Ich will von Jim Flannaghan berichten. Auch er kämpfte damals zum Wohl der Gemeinschaft für eine bessere Zeit. Er zähmte eine wilde Stadt, denn kein anderer Mann hätte es vollbringen können. Er war ein Starker und Großer, und er konnte sich der eigenen Verantwortung nicht entziehen – denn der Starke ist dazu bestimmt, ein Vorkämpfer für eine bessere Zeit zu sein.

Nachdem Jim Flannaghan den beschädigten Auswerfer des Gewehrs durch einen neuen ersetzt hat, erhebt er sich von seinem Arbeitsplatz und bringt die Waffe zum Gewehrständer hinüber. Er stellt das Gewehr hinein und betrachtet die anderen Waffen mit einem ruhigen Blick. Es sind Gewehre und Flinten von jeder Sorte, Büffelgewehre, Winchesterkarabiner, Spencergewehre und Schrotflinten – eine lange Reihe.

Und in dem Regal neben dem Gewehrständer liegen eine Menge Colts.

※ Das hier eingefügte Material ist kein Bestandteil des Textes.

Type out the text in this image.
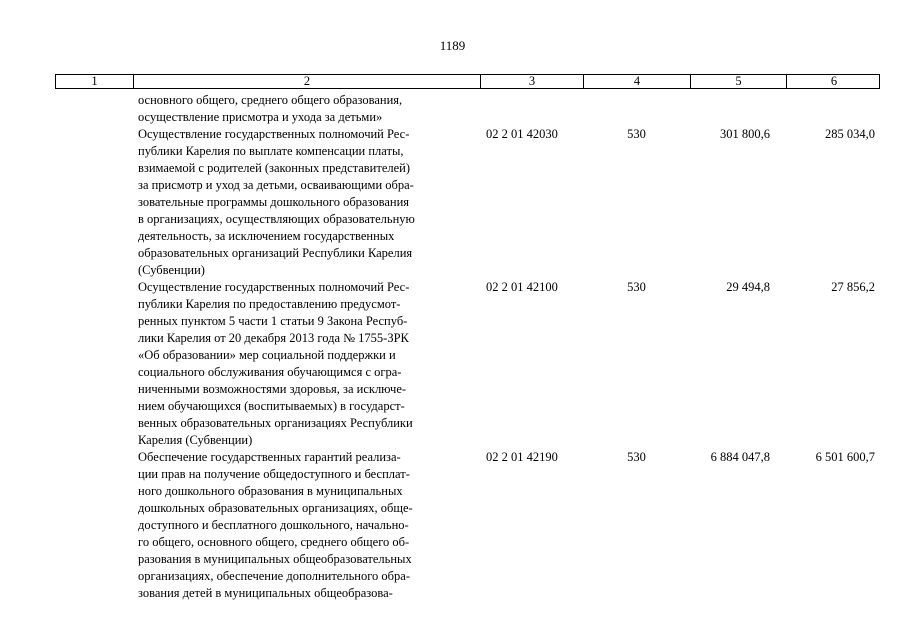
1189
1	2	3	4	5	6
основного общего, среднего общего образования,
осуществление присмотра и ухода за детьми»
Осуществление государственных полномочий Рес-
публики Карелия по выплате компенсации платы,
взимаемой с родителей (законных представителей)
за присмотр и уход за детьми, осваивающими обра-
зовательные программы дошкольного образования
в организациях, осуществляющих образовательную
деятельность, за исключением государственных
образовательных организаций Республики Карелия
(Субвенции)
02 2 01 42030	530	301 800,6	285 034,0
Осуществление государственных полномочий Рес-
публики Карелия по предоставлению предусмот-
ренных пунктом 5 части 1 статьи 9 Закона Респуб-
лики Карелия от 20 декабря 2013 года № 1755-ЗРК
«Об образовании» мер социальной поддержки и
социального обслуживания обучающимся с огра-
ниченными возможностями здоровья, за исключе-
нием обучающихся (воспитываемых) в государст-
венных образовательных организациях Республики
Карелия (Субвенции)
02 2 01 42100	530	29 494,8	27 856,2
Обеспечение государственных гарантий реализа-
ции прав на получение общедоступного и бесплат-
ного дошкольного образования в муниципальных
дошкольных образовательных организациях, обще-
доступного и бесплатного дошкольного, начально-
го общего, основного общего, среднего общего об-
разования в муниципальных общеобразовательных
организациях, обеспечение дополнительного обра-
зования детей в муниципальных общеобразова-
02 2 01 42190	530	6 884 047,8	6 501 600,7
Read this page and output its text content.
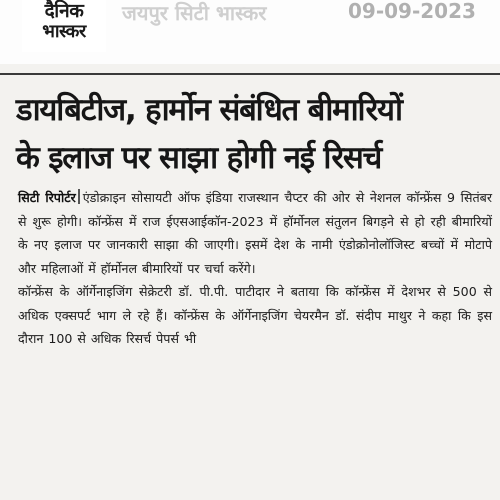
दैनिक
भास्कर
जयपुर सिटी भास्कर	09-09-2023
डायबिटीज, हार्मोन संबंधित बीमारियों
के इलाज पर साझा होगी नई रिसर्च

सिटी रिपोर्टर एंडोक्राइन सोसायटी ऑफ इंडिया राजस्थान चैप्टर की ओर से नेशनल कॉन्फ्रेंस 9 सितंबर से शुरू होगी। कॉन्फ्रेंस में राज ईएसआईकॉन-2023 में हॉर्मोनल संतुलन बिगड़ने से हो रही बीमारियों के नए इलाज पर जानकारी साझा की जाएगी। इसमें देश के नामी एंडोक्रोनोलॉजिस्ट बच्चों में मोटापे और महिलाओं में हॉर्मोनल बीमारियों पर चर्चा करेंगे।

कॉन्फ्रेंस के ऑर्गेनाइजिंग सेक्रेटरी डॉ. पी.पी. पाटीदार ने बताया कि कॉन्फ्रेंस में देशभर से 500 से अधिक एक्सपर्ट भाग ले रहे हैं। कॉन्फ्रेंस के ऑर्गेनाइजिंग चेयरमैन डॉ. संदीप माथुर ने कहा कि इस दौरान 100 से अधिक रिसर्च पेपर्स भी
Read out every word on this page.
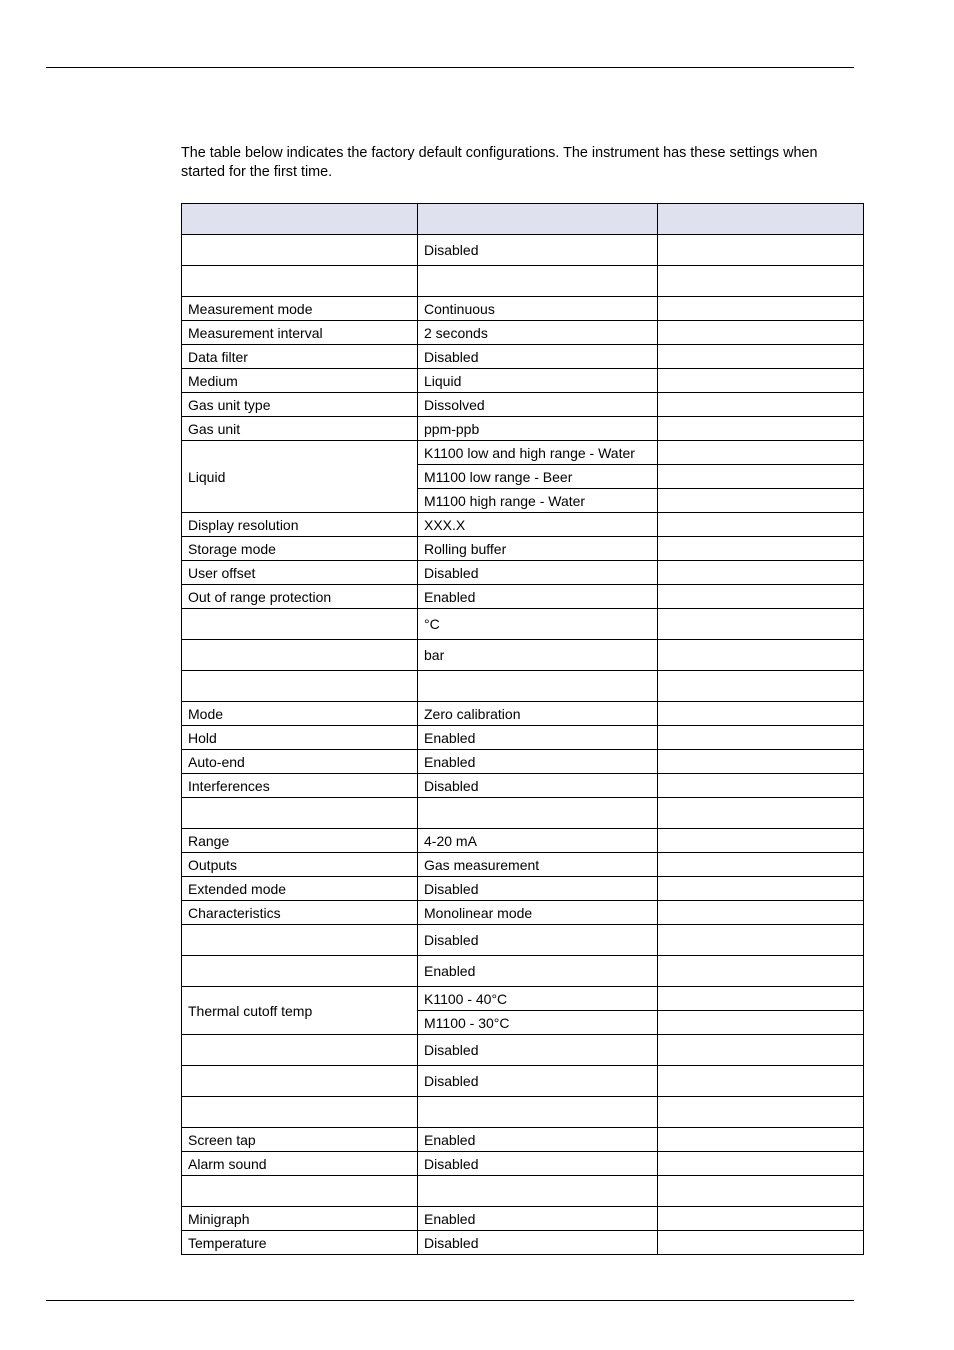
The table below indicates the factory default configurations. The instrument has these settings when started for the first time.

	Disabled	

Measurement mode	Continuous	
Measurement interval	2 seconds	
Data filter	Disabled	
Medium	Liquid	
Gas unit type	Dissolved	
Gas unit	ppm-ppb	
Liquid	K1100 low and high range - Water	
	M1100 low range - Beer	
	M1100 high range - Water	
Display resolution	XXX.X	
Storage mode	Rolling buffer	
User offset	Disabled	
Out of range protection	Enabled	
	°C	
	bar	

Mode	Zero calibration	
Hold	Enabled	
Auto-end	Enabled	
Interferences	Disabled	

Range	4-20 mA	
Outputs	Gas measurement	
Extended mode	Disabled	
Characteristics	Monolinear mode	
	Disabled	
	Enabled	
Thermal cutoff temp	K1100 - 40°C	
	M1100 - 30°C	
	Disabled	
	Disabled	

Screen tap	Enabled	
Alarm sound	Disabled	

Minigraph	Enabled	
Temperature	Disabled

Auch diese Waffen streift der Mann mit einem ruhigen Blick. Dann wendet er sich ab und tritt ans Fenster. Er blickt auf die Hauptstraße von Waggoner City hinaus – und wieder einmal mehr wird er sich bewusst, wie sehr sich die kleine Rinderstadt verändert hat.

Überall wird gebaut. Fahrzeuge aller Art sind unterwegs oder irgendwo abgestellt. An den Haltebalken stehen Sattelpferde, und Menschen von jeder Sorte sind auf den Beinen.

Jim Flannaghan hebt seine lange, geschmeidige Hand und legt sie über Stirn und Augen.

Er sieht nun nicht mehr die rege Geschäftigkeit dort draußen auf dem großen Platz, dessen vier Seiten von Gebäuden begrenzt werden.

Andere Bilder entstehen aus seiner Erinnerung. Er sieht sie im Geiste vor Augen und nimmt schnell die Hand wieder herunter.

Nun seufzt er leise, und es ist ein bitteres und resigniertes Seufzen.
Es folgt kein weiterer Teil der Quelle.